A Look at How Pipeline Companies Preserve Wildlife

The number of animals listed as endangered, threatened, or a special concern grows year after year. Much of the land that pipelines run through contains wildlife that need special protection, and responsible pipeline companies do everything they can to protect the wildlife population.

The Trans-Alaska Pipeline system, or TAPS, runs through some of the wildest country left on earth. Special measures had to be taken to ensure the Alaskan wildlife and the pipeline could coexist. When the pipeline was proposed, environmentalists said it would have an effect on caribou similar to the effect of the U.S. transcontinental railroad on the American Bison population of North America. Pipeline critics said the pipeline would block traditional migration routes, making caribou populations smaller and easier to hunt. To help the herds, crossing points were installed. The oil and pipeline industries also provide money to help to protect the local animal habitats and environment.
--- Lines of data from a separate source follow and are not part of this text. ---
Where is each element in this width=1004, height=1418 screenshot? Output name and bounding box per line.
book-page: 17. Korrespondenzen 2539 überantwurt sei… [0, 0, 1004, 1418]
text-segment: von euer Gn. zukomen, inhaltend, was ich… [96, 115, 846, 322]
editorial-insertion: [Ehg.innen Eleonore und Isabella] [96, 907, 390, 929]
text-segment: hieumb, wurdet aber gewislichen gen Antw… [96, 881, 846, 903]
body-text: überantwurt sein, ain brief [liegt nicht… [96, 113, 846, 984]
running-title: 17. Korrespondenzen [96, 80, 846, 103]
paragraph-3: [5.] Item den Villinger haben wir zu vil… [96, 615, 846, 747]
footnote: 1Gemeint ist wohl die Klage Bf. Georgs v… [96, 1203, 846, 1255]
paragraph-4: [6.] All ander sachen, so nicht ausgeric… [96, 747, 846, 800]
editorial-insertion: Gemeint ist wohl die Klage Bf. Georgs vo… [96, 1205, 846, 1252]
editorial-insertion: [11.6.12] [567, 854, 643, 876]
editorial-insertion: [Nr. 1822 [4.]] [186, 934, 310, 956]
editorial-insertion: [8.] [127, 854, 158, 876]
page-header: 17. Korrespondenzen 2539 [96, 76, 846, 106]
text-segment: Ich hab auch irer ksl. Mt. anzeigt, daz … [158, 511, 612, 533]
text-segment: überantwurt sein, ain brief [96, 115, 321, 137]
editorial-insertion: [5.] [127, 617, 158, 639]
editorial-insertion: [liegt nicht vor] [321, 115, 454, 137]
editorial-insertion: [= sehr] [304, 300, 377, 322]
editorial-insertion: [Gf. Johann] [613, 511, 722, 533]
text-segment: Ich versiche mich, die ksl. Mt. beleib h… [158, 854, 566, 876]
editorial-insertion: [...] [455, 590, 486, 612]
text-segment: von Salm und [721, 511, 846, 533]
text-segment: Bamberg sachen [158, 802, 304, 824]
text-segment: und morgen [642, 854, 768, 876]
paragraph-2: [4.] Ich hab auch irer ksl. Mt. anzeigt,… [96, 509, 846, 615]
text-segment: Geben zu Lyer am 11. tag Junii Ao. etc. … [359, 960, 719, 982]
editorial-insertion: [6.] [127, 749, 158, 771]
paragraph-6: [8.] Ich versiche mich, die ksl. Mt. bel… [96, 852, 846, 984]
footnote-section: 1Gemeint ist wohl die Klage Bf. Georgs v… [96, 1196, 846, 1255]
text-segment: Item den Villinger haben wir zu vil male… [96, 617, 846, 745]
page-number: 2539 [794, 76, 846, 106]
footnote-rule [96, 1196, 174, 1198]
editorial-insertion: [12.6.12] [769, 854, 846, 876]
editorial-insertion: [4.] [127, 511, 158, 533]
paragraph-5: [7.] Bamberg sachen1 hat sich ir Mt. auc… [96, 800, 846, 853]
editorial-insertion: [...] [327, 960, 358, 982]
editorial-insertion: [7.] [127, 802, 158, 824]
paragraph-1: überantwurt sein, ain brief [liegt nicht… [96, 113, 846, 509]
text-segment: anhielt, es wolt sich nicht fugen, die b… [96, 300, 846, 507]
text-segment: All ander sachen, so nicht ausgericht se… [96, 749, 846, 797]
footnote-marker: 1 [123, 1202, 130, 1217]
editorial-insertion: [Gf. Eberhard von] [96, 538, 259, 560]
After the TAPS was built, other methods were put into place to ensure the conservation effort. Every project now begins with a wildlife assessment. Minimizing the impact on animals, fish, and plants plays a significant role in the planning process. If pipelines could impact sensitive species, such as caribou or migratory birds, specific mitigation and monitoring plans are developed to ensure that plans are in place to further minimize the direct and indirect effects on animal populations.

The projects start by using government data to identify potential species at risk habitats along the pipeline route. The routes are then refined wherever possible to avoid those habitats. Wildlife sweeps and surveys can also be conducted to ensure that there is no active nesting or young in the area prior to mobilizing any crews, equipment, or vehicles to the site.

However, it doesn’t stop there: after construction, great effort is put in to returning the land around the site to its natural state. Topsoil is saved separately from subsoil so that the layers of soil can be restored as closely as possible, and vegetation is replanted.

Many pipeline companies take actions to minimize their impacts on habitats, even where there is no regulatory requirement. They use all the information available to them from government, databases, ground-truthing (environmental surveys), science, and research to identify critical habitats or other sensitive habitats so that they can take mitigating measures.

By planning construction for a particular season and sticking to a tight schedule, pipeline companies are able to minimize the impact on wildlife. They are also careful to adapt disruptive features bordering the pipeline right-of-way that might disturb animal movements.